Les effets du comportement des bénéficiaires de soins

Transcription

Ce serait la prestation de soins. Ce serait davantage comment mon mari, le patient, réagit. De composer avec quelqu'un qui est dans le déni, comment faire face à un comportement agressif – ils ne sont pas fâchés contre toi, ils sont juste fâchés – des problèmes de colère, tu ne sais pas toujours ce qu'ils sont. Quand quelqu'un vous agresse, vous dites seulement « Ne t'enrage pas après moi », mais tu penses « D’accord, tu es fâché. Tu es fâché après quoi? » Bien sûr je le sais, mais parlons-en. Ou comment faire parler quelqu'un? Et quelquefois quand il ne parle pas, est-ce qu'il est dépressif? Je ne sais pas. Je ne savais pas comment faire face à toutes ces choses. Quelquefois, c'était tout à la fois, d'autre fois c'était séparément.

Mon mari était dans le déni. Il pensait, il traitait sa maladie comme un mal d'orteil – ce n'était rien. Il me disait souvent « Pourquoi tu es toujours fatiguée? » Et il n'a jamais compris tout le travail qu'il me causait, même au début. Je devais l'habiller. Je devais lui mettre son manteau. Je devais le faire monter dans l'auto. Lorsqu'on allait quelque part, nous devions marcher très très lentement. Une fois, il a insisté pour marcher d'un bout à l'autre de l'aéroport « parce qu'il se sentait bien ». Il pouvait tout juste respirer et parler, mais il insistait que c'était ce qu'il voulait faire. Il ne voulait pas de fauteuil, il ne voulait pas d'une de ces voiturettes.
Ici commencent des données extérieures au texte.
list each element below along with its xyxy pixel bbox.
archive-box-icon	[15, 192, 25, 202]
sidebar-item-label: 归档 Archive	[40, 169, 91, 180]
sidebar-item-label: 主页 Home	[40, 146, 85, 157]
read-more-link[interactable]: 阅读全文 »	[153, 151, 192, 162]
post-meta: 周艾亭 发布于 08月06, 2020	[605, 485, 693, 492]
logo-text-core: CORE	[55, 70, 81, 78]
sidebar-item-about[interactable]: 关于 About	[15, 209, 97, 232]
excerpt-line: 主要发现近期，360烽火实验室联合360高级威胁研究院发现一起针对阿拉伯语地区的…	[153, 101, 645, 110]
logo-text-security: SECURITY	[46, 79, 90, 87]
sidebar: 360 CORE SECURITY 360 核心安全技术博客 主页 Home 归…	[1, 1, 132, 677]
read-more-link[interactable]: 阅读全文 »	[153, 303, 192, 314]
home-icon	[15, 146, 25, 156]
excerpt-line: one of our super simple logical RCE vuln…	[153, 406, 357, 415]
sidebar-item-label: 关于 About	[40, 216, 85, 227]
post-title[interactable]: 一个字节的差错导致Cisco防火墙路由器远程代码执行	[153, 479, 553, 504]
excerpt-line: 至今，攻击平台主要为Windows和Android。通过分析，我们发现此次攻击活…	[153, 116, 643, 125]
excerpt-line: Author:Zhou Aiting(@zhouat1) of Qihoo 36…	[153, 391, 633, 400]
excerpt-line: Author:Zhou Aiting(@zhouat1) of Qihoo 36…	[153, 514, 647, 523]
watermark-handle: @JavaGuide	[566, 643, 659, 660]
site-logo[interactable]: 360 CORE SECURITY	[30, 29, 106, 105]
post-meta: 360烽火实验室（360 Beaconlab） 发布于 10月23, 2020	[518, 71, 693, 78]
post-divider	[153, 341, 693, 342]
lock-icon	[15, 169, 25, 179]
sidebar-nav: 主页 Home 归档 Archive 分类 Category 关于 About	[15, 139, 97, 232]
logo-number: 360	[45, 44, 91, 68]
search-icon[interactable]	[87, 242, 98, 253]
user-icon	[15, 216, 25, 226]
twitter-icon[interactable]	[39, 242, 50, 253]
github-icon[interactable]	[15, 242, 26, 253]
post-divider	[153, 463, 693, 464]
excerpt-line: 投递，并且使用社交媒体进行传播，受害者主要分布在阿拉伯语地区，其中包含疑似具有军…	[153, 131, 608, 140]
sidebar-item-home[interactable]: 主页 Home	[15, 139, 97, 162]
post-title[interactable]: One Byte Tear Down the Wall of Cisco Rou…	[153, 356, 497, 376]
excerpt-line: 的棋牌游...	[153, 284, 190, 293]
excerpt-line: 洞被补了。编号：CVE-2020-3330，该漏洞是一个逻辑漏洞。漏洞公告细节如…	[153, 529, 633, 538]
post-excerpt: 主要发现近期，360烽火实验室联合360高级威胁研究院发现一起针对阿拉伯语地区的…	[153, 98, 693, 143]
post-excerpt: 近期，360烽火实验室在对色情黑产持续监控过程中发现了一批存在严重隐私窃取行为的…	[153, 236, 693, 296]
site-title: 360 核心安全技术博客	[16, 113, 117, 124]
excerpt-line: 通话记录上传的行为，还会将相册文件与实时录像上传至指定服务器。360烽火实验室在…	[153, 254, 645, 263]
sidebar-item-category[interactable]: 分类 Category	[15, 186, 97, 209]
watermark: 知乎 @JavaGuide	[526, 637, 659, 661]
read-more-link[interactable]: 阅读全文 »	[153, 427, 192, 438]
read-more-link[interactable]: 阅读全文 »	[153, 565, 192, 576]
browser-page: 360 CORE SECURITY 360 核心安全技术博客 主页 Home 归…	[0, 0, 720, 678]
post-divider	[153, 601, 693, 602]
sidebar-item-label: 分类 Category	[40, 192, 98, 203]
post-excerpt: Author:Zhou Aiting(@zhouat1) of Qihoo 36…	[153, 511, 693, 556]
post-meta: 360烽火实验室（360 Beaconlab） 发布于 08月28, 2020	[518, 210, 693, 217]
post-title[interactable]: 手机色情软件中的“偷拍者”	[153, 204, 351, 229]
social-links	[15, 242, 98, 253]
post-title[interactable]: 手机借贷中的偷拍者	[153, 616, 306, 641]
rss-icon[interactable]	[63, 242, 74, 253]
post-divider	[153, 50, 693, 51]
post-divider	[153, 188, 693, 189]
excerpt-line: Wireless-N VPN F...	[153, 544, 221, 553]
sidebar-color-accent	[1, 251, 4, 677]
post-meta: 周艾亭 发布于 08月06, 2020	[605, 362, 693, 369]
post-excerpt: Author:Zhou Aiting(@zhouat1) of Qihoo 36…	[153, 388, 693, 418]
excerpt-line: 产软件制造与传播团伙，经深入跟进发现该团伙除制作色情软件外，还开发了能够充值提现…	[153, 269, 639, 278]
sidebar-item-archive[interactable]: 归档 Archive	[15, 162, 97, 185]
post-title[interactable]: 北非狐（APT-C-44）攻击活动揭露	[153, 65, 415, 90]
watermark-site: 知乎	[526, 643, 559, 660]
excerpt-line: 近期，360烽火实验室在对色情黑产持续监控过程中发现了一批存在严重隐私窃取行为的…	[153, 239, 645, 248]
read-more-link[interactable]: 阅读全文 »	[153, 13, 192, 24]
Et juste parce qu'il était dans le déni comme ça, c'était plus difficile de voyager cette journée-là. Et il a fait des choses qu'il n'aurait probablement pas dû faire, comme conduire. Nous avions aussi des motocyclettes. Il n'aurait pas dû conduire sa motocyclette. Il ne pouvait même pas embarqué lui-même. Je ne pense pas que son équilibre était ce qu'il était auparavant, mais nous voulions qu'il ait le plaisir de la conduire, et il l'a fait. Je pense qu'il était dans le déni. Bon, je sais qu'il était dans le déni pour plusieurs choses.